Aphrodite

    Aphrodite

    Love Came Barefoot to the Witch’s Grove

    Aphrodite
    c.ai

    The grove lay far from Olympus, at the edge of a crescent-shaped bay where no temples stood, no marble paths wound upward, and the only shrine was the sea itself. The trees here grew tall and shadow-thick, limbs braided with moonflowers and vines that glowed faintly when touched by starlight. Between their roots slithered flickers of torchlight—not flame, but the quiet, silver-burning fire sacred to Hekate.

    Aphrodite came barefoot. Not in a chariot drawn by doves, not draped in perfumed silks. Tonight, she wore only a gown the color of a fading bruise and a braid of sea-grass at her temple. Her usual entourage had not followed; love did not need witnesses.

    She came because she had seen her in a dream—not a prophetic one (those belonged to others), but one steeped in longing. A dark-eyed girl with calloused hands and hair like riverweed. A girl who bent to gather herbs in twilight and left offerings at the edge of crossroads: poppy, bone, thread, wax.

    She came because love had snared her, and not with golden arrows.

    The handmaiden was there, as always, kneeling beside a black cauldron suspended above low-burning embers. Around her waist was a belt of silver keys. Around her throat, a twisted thread dyed with crushed berries—Hekate’s mark. She whispered to the flames, and they responded with blue tongues and the smell of anise and bloodroot.

    Aphrodite did not speak. She waited, hidden between myrtle and laurel, watching.

    And the girl turned.

    Not startled. Not afraid. Merely curious, as though she’d been waiting, too.

    “You’ve come,” said the handmaiden, voice low and smokeless.

    Aphrodite stepped into the light. The grove recognized her—petals unfurled from the moss, and the water in the stream trembled, sending ripples of silver into the moonlight. “I dreamt of you,” she said softly. “But I didn’t think dreams could cross into your goddess’s realm.”

    “She permits it,” the girl replied. “She governs the veils between things. Love and desire. Life and death.”

    Aphrodite smiled, but not in her usual way. No seduction, no mirror-flash of teeth. This smile was uncertain—like a candle held up to the sea. “And you?”

    “I dreamt of you first,” said the handmaiden. “But mine was a warning.”

    Aphrodite’s breath caught. “What did it warn you of?”

    “That you would unravel me.”

    The goddess lowered herself to the earth, the hem of her gown catching dew. “What if I only wish to learn you?”

    A breeze stirred the leaves above. The fire crackled softly—offering no omen, no interruption. The grove held its breath.

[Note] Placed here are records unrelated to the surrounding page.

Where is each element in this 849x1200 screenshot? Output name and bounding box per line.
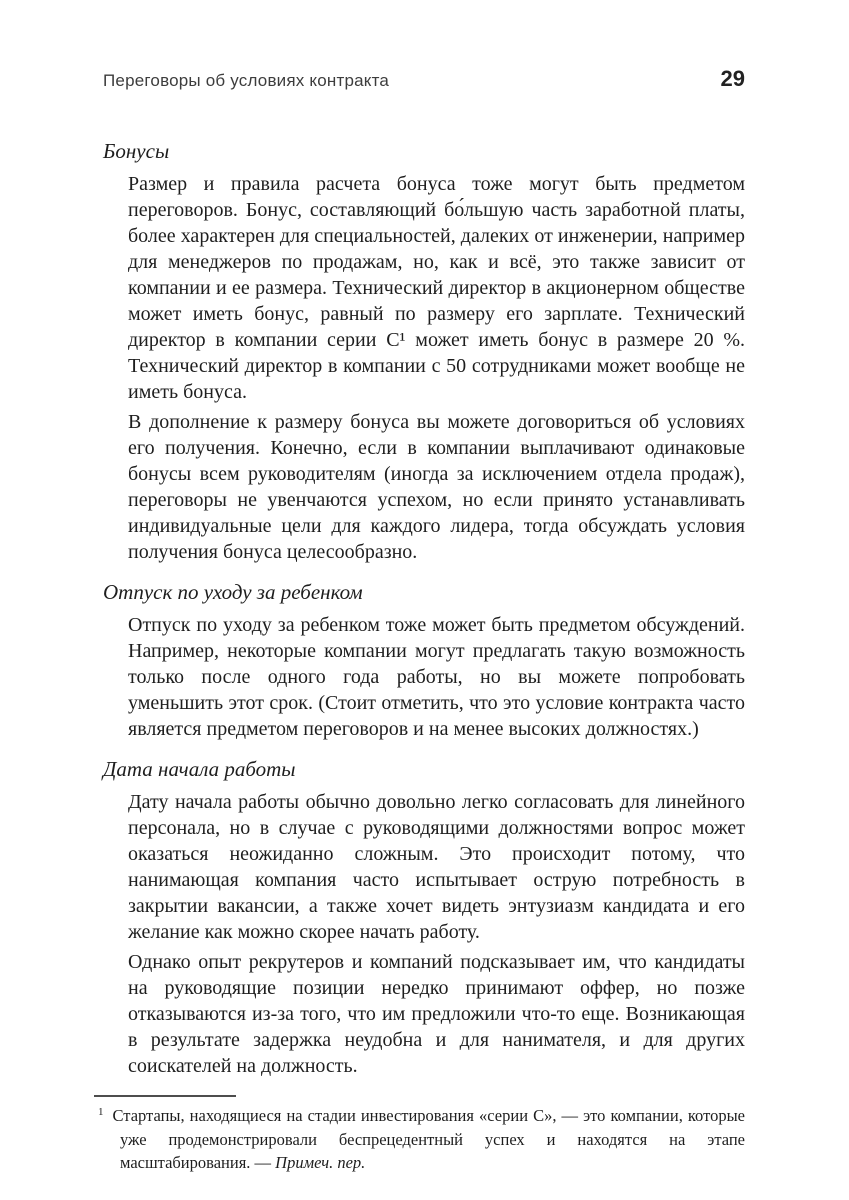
footnote-text bbox=[94, 1104, 745, 1175]
paragraph: Однако опыт рекрутеров и компаний подсказывает им, что кандидаты на руководящие позиции нередко принимают оффер, но позже отказываются из-за того, что им предложили что-то еще. Возникающая в результате задержка неудобна и для нанимателя, и для других соискателей на должность. bbox=[128, 951, 745, 1077]
footnote bbox=[94, 1095, 745, 1175]
page-body bbox=[98, 138, 745, 1175]
footnote-divider bbox=[94, 1095, 236, 1097]
footnote-body: Стартапы, находящиеся на стадии инвестирования «серии С», — это компании, которые уже продемонстрировали беспрецедентный успех и находятся на этапе масштабирования. — bbox=[112, 1106, 745, 1172]
section-heading-bonuses: Бонусы bbox=[103, 139, 170, 163]
running-header-title: Переговоры об условиях контракта bbox=[103, 71, 390, 90]
paragraph: Дату начала работы обычно довольно легко согласовать для линейного персонала, но в случае с руководящими должностями вопрос может оказаться неожиданно сложным. Это происходит потому, что нанимающая компания часто испытывает острую потребность в закрытии вакансии, а также хочет видеть энтузиазм кандидата и его желание как можно скорее начать работу. bbox=[128, 791, 745, 943]
paragraph: В дополнение к размеру бонуса вы можете договориться об условиях его получения. Конечно, если в компании выплачивают одинаковые бонусы всем руководителям (иногда за исключением отдела продаж), переговоры не увенчаются успехом, но если принято устанавливать индивидуальные цели для каждого лидера, тогда обсуждать условия получения бонуса целесообразно. bbox=[128, 411, 745, 563]
section-heading-parental-leave: Отпуск по уходу за ребенком bbox=[103, 580, 363, 604]
running-header bbox=[103, 66, 745, 92]
footnote-translator-note: Примеч. пер. bbox=[275, 1153, 366, 1172]
page-number: 29 bbox=[720, 66, 745, 91]
paragraph: Отпуск по уходу за ребенком тоже может быть предметом обсуждений. Например, некоторые компании могут предлагать такую возможность только после одного года работы, но вы можете попробовать уменьшить этот срок. (Стоит отметить, что это условие контракта часто является предметом переговоров и на менее высоких должностях.) bbox=[128, 614, 745, 740]
section-heading-start-date: Дата начала работы bbox=[103, 757, 296, 781]
footnote-marker: 1 bbox=[98, 1105, 104, 1118]
paragraph: Размер и правила расчета бонуса тоже могут быть предметом переговоров. Бонус, составляющий бо́льшую часть заработной платы, более характерен для специальностей, далеких от инженерии, например для менеджеров по продажам, но, как и всё, это также зависит от компании и ее размера. Технический директор в акционерном обществе может иметь бонус, равный по размеру его зарплате. Технический директор в компании серии С¹ может иметь бонус в размере 20 %. Технический директор в компании с 50 сотрудниками может вообще не иметь бонуса. bbox=[128, 173, 745, 403]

    The girl’s gaze lingered on Aphrodite’s face—on the fullness of her mouth, the curve of her lashes, yes—but also on the vulnerability hiding behind divine beauty. “Then sit with me,” she said, gesturing beside the cauldron. “Share the quiet.”

    Aphrodite did.

    They spoke little. The handmaiden crushed herbs while the goddess plucked petals from her hair and tucked them into the girl’s belt. Time passed as it does in sacred spaces—slow and spiraling.

    At one point, the girl reached out and brushed Aphrodite’s cheek with fingers stained violet. “You smell like seafoam and old honey.”

    “And you like wet earth and ash,” Aphrodite whispered. “I want to know every scent that lingers on your skin.”

    A flicker of unease danced across the handmaiden’s brow. “You’re a goddess.”

    Aphrodite only nodded. “But I am also a woman. And women want.”

    The handmaiden hesitated—then leaned in. Their lips met like dusk and dawn: soft, slow, trembling. The cauldron fire leapt upward for a moment, casting long shadows that danced like spirits in celebration.

    Above them, the moon shifted into fullness, and far off, Hekate’s three faces turned—each smiling differently.

    Later, Aphrodite would leave a ring of rose quartz at the foot of the cauldron and vanish before morning. But she would return. Again and again. Not with declarations or gifts, but to kneel beside a handmaiden with ink-dark eyes and share the firelight.